On Sat, Sep 26, 2020 at 4:14 PM Christoph Hellwig hch@lst.de wrote:
On Fri, Sep 25, 2020 at 06:46:22PM +0000, Tomasz Figa wrote:
+static void *iommu_dma_alloc_noncoherent(struct device *dev, size_t size,
dma_addr_t *handle, enum dma_data_direction dir, gfp_t gfp)
+{
- if (!gfpflags_allow_blocking(gfp)) {
struct page *page;
page = dma_common_alloc_pages(dev, size, handle, dir, gfp);
if (!page)
return NULL;
return page_address(page);
- }
- return iommu_dma_alloc_remap(dev, size, handle, gfp | __GFP_ZERO,
PAGE_KERNEL, 0);
iommu_dma_alloc_remap() makes use of the DMA_ATTR_ALLOC_SINGLE_PAGES attribute to optimize the allocations for devices which don't care about how contiguous the backing memory is. Do you think we could add an attrs argument to this function and pass it there?
As ARM is being moved to the common iommu-dma layer as well, we'll probably make use of the argument to support the DMA_ATTR_NO_KERNEL_MAPPING attribute to conserve the vmalloc area.
We could probably at it. However I wonder why this is something the drivers should care about. Isn't this really something that should be a kernel-wide policy for a given system?
There are IOMMUs out there which support huge pages and those can benefit *some* hardware depending on what kind of accesses they perform, possibly on a per-buffer basis. At the same time, order > 0 allocations can be expensive, significantly affecting allocation latency, so for devices which don't care about huge pages anyone would prefer simple single-page allocations.

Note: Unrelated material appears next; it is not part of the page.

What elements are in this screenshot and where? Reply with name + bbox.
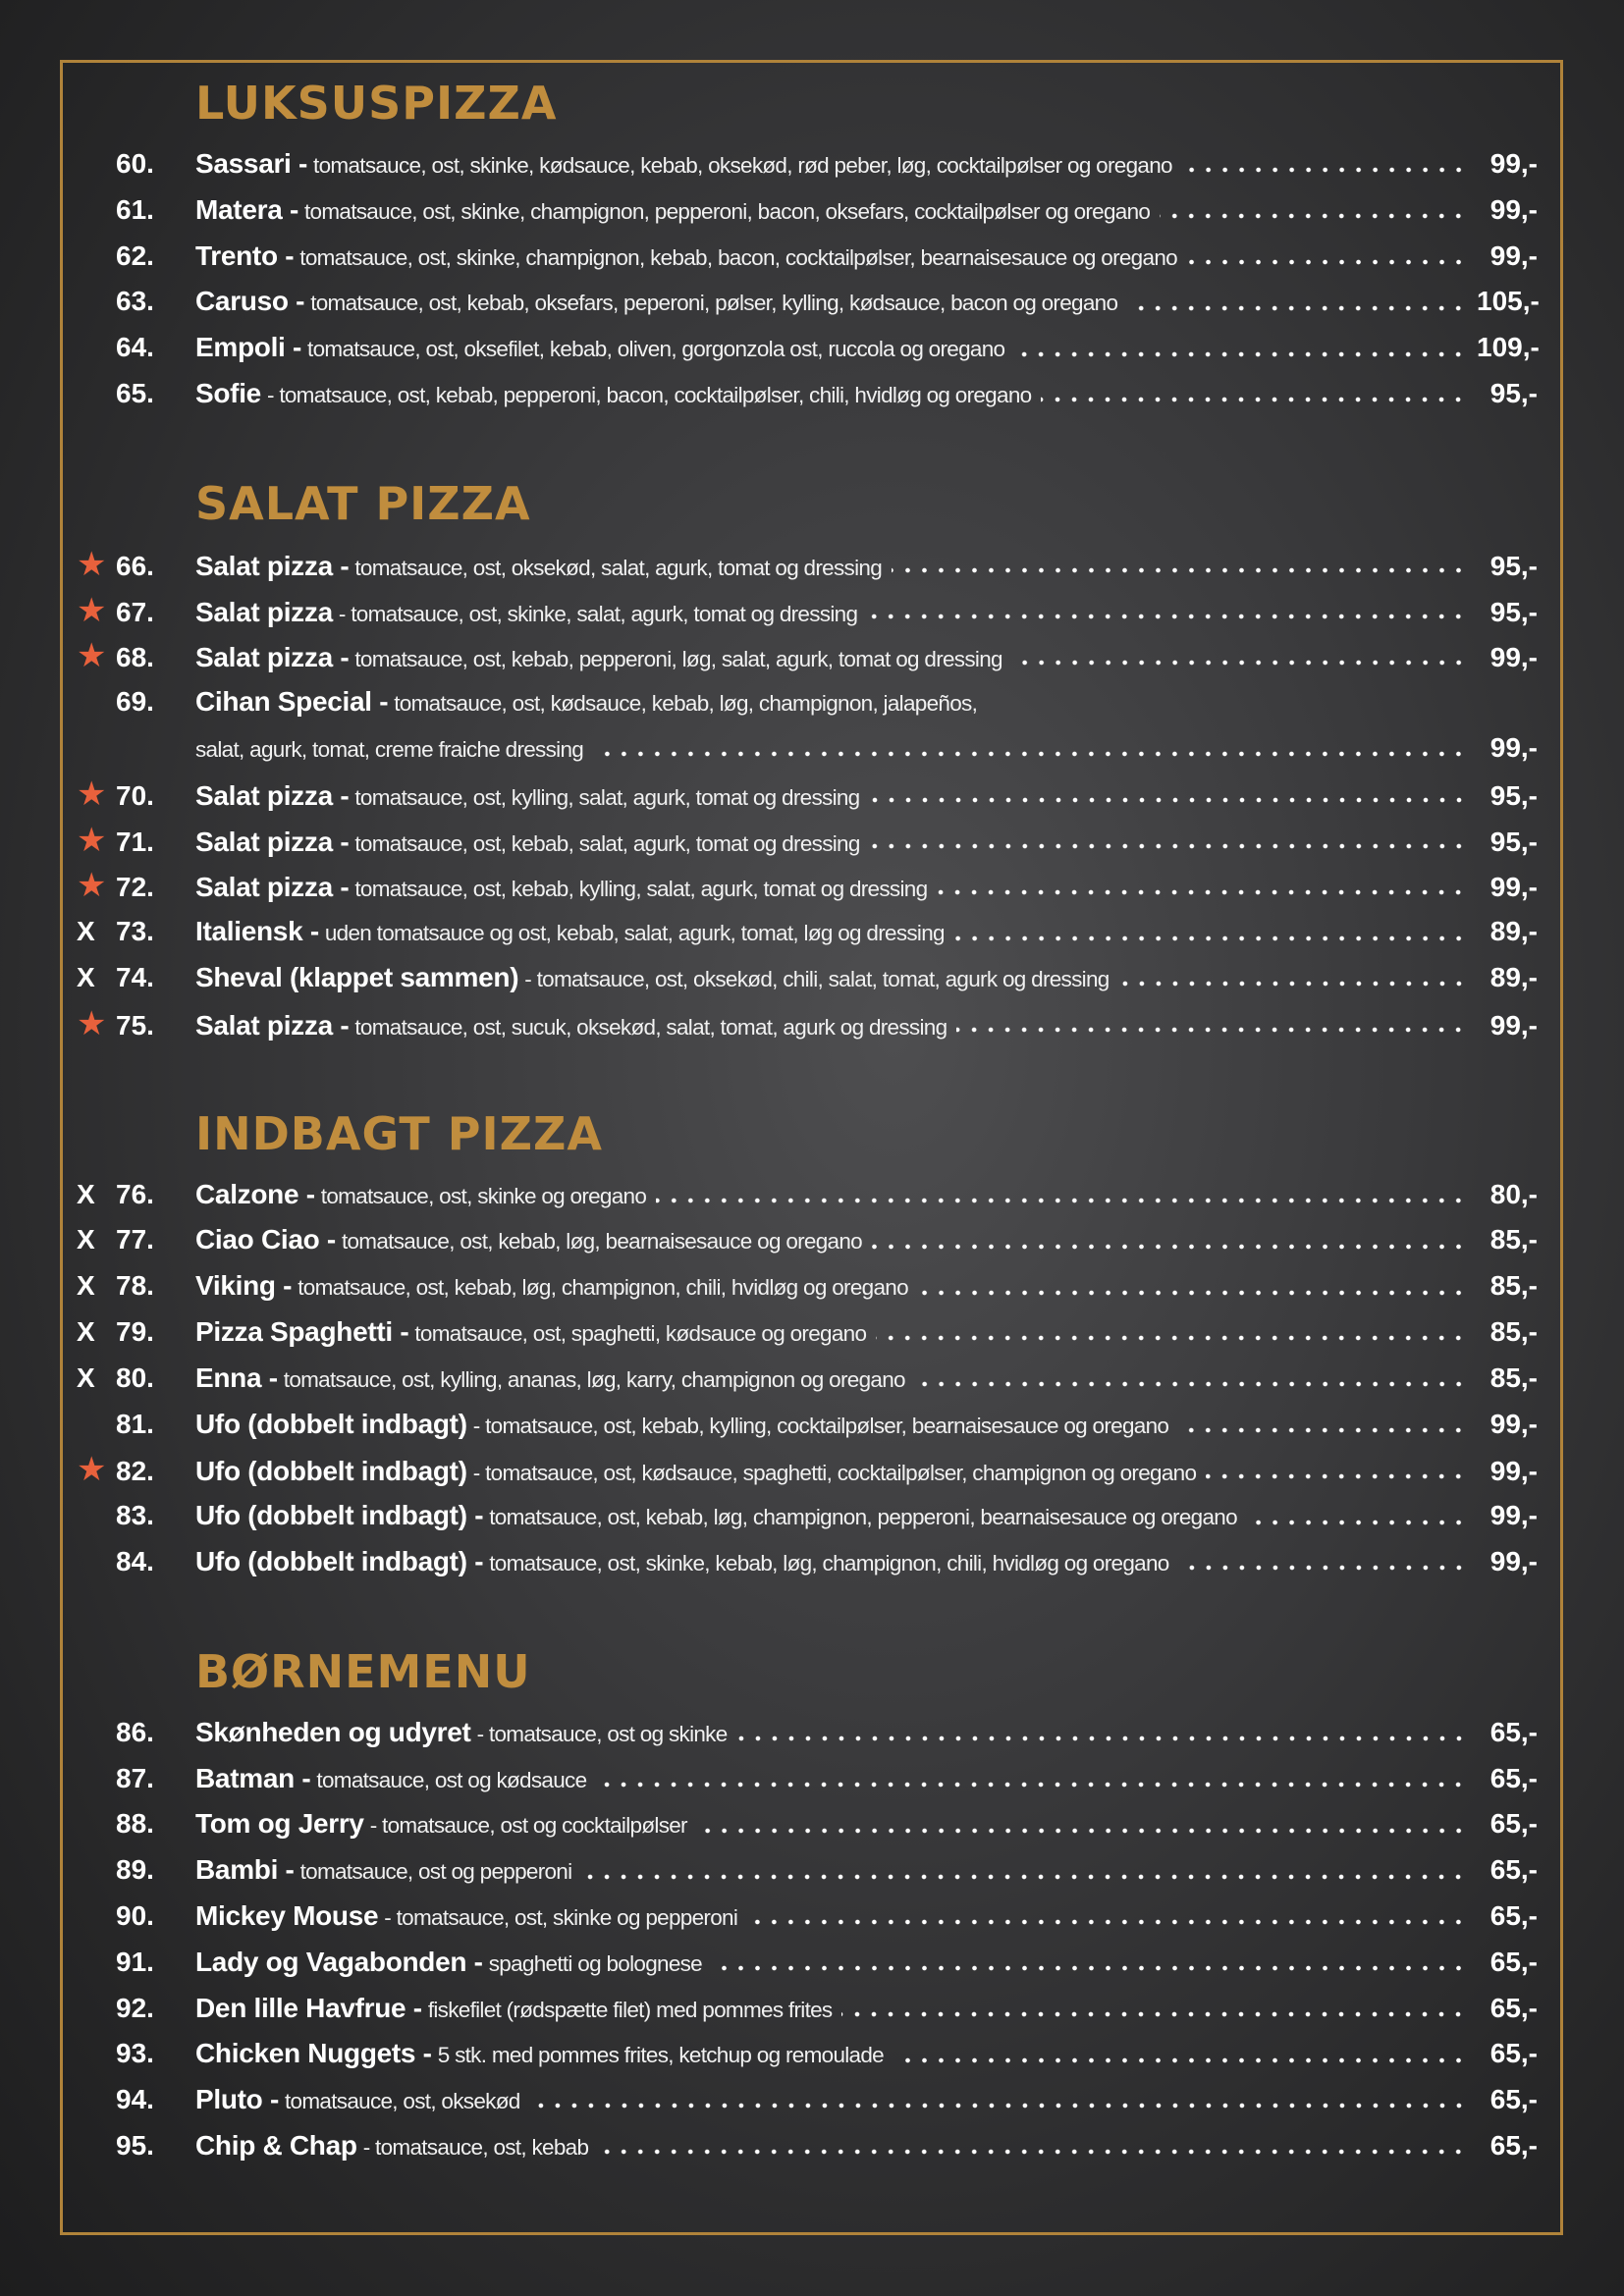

Currently the drivers know the best on whether the hardware they drive would care. There are some decision factors listed in the documentation [1].
I can imagine cases where drivers could not be the best to decide about this - for example, the workload could vary depending on the userspace or a product decision regarding the performance vs allocation latency, but we haven't seen such cases in practice yet.